Answer: The demand for the brand of shoe will drop (who wants to buy defective shoes), the company
will be left with too much supply and they will have to drop the price. If they are cheap enough, maybe
some will be willing to take a chance
1. Mr. Burattini loves to eat pizza and eats a lot of it, regularly. Recently he has decided to lose
weight and will no longer order pizza from the local pizza places in town.
The Pizza place’s demand will go down, meaning the supply will go up. So they have to drop the
price in order to sell more of the supply.

2. A famous rock star shows up at an awards show wearing a new style of pants.
The demand of the pants will go up, meaning the stock will go down, then no one will be buying
it (since there is no stock) so they will have to lower the prices of the pants.

3. Chocolate is found to cause hair loss.


The demand of the chocolate will go down, meaning the supply will go up.

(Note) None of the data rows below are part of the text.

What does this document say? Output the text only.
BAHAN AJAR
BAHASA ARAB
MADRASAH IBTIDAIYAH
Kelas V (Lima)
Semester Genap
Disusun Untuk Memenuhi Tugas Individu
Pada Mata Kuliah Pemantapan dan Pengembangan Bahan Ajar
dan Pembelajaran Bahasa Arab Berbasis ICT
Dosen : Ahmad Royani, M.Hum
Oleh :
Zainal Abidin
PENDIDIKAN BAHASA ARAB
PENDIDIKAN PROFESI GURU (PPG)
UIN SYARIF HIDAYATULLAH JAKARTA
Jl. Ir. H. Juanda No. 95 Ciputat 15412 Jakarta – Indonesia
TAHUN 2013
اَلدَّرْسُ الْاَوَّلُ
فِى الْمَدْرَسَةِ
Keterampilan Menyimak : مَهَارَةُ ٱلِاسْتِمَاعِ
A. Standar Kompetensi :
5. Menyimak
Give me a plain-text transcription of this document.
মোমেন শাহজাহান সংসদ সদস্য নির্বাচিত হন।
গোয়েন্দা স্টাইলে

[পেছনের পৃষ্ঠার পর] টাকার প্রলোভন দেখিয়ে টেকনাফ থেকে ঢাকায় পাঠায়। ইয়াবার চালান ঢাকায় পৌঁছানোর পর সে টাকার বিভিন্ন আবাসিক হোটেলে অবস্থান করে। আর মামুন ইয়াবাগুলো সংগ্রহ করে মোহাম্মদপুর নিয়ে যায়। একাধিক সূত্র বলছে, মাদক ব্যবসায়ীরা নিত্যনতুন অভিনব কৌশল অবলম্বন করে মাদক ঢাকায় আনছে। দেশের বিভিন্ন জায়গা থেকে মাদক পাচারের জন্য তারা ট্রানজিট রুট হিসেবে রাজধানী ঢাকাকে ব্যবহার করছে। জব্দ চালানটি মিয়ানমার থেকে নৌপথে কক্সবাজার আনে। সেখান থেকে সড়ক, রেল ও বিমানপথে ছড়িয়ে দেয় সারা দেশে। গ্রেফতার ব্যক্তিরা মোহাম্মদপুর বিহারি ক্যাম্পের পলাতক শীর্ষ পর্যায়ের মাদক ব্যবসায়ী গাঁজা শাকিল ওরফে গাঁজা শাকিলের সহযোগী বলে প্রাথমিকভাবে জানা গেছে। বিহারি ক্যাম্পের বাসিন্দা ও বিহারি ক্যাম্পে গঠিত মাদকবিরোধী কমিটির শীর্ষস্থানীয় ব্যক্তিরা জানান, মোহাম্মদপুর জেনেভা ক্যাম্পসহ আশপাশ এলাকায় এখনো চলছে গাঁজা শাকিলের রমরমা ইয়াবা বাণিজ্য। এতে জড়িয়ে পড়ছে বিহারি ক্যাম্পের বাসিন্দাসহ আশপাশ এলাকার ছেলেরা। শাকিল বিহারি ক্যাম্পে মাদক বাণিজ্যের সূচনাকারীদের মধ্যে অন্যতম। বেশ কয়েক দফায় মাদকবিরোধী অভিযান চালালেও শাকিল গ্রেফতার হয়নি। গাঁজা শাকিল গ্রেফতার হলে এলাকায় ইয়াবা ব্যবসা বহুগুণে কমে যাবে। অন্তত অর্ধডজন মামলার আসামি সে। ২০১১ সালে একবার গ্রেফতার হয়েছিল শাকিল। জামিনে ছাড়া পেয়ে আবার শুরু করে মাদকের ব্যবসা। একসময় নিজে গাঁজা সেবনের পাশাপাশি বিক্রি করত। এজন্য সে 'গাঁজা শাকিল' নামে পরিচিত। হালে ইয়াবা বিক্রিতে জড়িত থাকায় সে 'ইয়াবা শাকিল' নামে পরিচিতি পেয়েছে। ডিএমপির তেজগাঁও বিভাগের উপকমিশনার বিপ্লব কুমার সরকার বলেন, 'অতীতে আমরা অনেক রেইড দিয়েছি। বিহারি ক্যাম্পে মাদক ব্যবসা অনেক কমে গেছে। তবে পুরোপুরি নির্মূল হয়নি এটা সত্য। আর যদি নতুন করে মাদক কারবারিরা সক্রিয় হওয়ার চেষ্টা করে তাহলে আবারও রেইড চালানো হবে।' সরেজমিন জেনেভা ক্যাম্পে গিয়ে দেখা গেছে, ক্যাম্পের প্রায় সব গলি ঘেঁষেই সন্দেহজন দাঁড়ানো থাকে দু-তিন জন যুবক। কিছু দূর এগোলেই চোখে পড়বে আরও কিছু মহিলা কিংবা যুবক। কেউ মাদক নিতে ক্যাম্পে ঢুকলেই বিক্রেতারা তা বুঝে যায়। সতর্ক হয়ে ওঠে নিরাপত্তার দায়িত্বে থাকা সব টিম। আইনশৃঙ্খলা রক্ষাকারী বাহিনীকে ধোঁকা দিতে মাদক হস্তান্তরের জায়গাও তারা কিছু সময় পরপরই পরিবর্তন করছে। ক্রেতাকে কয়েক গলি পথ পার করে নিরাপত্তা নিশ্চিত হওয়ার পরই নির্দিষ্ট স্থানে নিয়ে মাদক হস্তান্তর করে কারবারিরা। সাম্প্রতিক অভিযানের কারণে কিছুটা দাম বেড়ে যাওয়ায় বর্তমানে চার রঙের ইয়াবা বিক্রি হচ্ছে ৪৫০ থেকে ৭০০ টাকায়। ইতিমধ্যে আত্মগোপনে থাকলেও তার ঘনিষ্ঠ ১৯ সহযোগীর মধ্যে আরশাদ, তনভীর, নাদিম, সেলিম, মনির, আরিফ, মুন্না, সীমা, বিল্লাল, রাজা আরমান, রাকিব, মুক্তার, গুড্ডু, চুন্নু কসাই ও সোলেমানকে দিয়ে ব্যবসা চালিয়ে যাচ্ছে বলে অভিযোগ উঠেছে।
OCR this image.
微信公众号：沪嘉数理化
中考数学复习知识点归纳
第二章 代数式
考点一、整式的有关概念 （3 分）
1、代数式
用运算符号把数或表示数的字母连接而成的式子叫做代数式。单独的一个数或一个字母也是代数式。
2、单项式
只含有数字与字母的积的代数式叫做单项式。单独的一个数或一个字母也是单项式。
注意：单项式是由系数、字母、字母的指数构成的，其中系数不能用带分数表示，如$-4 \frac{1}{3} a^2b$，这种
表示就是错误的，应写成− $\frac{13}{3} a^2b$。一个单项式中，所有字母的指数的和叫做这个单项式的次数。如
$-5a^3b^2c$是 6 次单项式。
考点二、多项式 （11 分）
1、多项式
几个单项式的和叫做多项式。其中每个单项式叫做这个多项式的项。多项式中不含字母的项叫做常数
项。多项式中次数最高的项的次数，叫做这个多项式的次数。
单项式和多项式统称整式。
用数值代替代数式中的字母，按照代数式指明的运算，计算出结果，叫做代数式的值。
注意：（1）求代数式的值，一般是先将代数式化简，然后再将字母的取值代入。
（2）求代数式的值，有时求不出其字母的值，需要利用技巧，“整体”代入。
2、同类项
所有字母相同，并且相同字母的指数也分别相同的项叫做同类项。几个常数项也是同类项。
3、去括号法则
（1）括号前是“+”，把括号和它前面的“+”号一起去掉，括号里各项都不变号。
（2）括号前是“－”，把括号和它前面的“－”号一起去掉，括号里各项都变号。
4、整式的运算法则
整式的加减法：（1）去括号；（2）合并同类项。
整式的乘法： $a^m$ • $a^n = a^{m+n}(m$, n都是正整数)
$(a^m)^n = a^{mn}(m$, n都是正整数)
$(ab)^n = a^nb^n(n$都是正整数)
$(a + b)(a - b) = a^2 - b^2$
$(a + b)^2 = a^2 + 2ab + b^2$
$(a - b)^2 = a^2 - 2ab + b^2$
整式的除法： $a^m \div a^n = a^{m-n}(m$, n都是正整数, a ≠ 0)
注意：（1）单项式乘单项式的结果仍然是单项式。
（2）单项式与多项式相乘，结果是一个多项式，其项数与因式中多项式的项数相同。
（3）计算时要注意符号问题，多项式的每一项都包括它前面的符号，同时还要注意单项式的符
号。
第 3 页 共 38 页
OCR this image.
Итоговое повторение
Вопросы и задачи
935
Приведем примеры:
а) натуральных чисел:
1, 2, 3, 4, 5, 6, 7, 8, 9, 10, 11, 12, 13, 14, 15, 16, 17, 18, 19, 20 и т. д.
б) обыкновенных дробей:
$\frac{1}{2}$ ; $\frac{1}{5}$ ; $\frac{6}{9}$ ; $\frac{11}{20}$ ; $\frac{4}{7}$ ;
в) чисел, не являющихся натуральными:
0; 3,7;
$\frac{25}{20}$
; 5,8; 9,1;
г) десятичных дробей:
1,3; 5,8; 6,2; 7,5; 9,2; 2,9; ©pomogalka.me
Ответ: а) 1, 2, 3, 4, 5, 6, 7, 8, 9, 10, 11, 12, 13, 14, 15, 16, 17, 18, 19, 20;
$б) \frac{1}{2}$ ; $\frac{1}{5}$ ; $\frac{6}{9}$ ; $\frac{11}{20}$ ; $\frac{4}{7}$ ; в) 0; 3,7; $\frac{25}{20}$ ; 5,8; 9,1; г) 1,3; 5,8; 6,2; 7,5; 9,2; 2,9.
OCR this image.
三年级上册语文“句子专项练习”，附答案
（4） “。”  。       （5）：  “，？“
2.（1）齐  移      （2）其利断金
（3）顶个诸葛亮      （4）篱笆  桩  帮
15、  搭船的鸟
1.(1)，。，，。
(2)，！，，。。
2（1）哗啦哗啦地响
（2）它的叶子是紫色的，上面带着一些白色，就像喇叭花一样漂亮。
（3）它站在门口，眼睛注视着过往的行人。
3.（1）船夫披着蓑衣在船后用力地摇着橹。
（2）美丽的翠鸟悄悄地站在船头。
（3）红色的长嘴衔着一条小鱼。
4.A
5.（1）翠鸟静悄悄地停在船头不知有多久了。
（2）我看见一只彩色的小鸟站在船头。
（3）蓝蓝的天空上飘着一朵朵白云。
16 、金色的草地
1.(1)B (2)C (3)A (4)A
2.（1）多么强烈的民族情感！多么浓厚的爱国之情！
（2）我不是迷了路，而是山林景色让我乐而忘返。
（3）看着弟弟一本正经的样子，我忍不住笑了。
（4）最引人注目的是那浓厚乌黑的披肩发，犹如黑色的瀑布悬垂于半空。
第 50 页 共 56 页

So the company will
try to get people to buy it at a significantly lower price.

4. A new phone has been found to instantly make you popular.


The demand of the phone will go up, and the supply will go down. Then when people get
uninterested in the phone, the company will drop the price.

5. A famous football player says he owes all of his success to an amazing new type of shoe.
The demand of the shoe will increase, the supply in turn will go down, and then when they make
more of the shoe the interest of the show will go down, meaning the company will drop the
price.

6. A famous golfer says he hurt his back sleeping on a bed at a famous hotel chain

The demand of the shoe will go down, meaning the stock will increase, so the company will drop
the price so more people might buy it.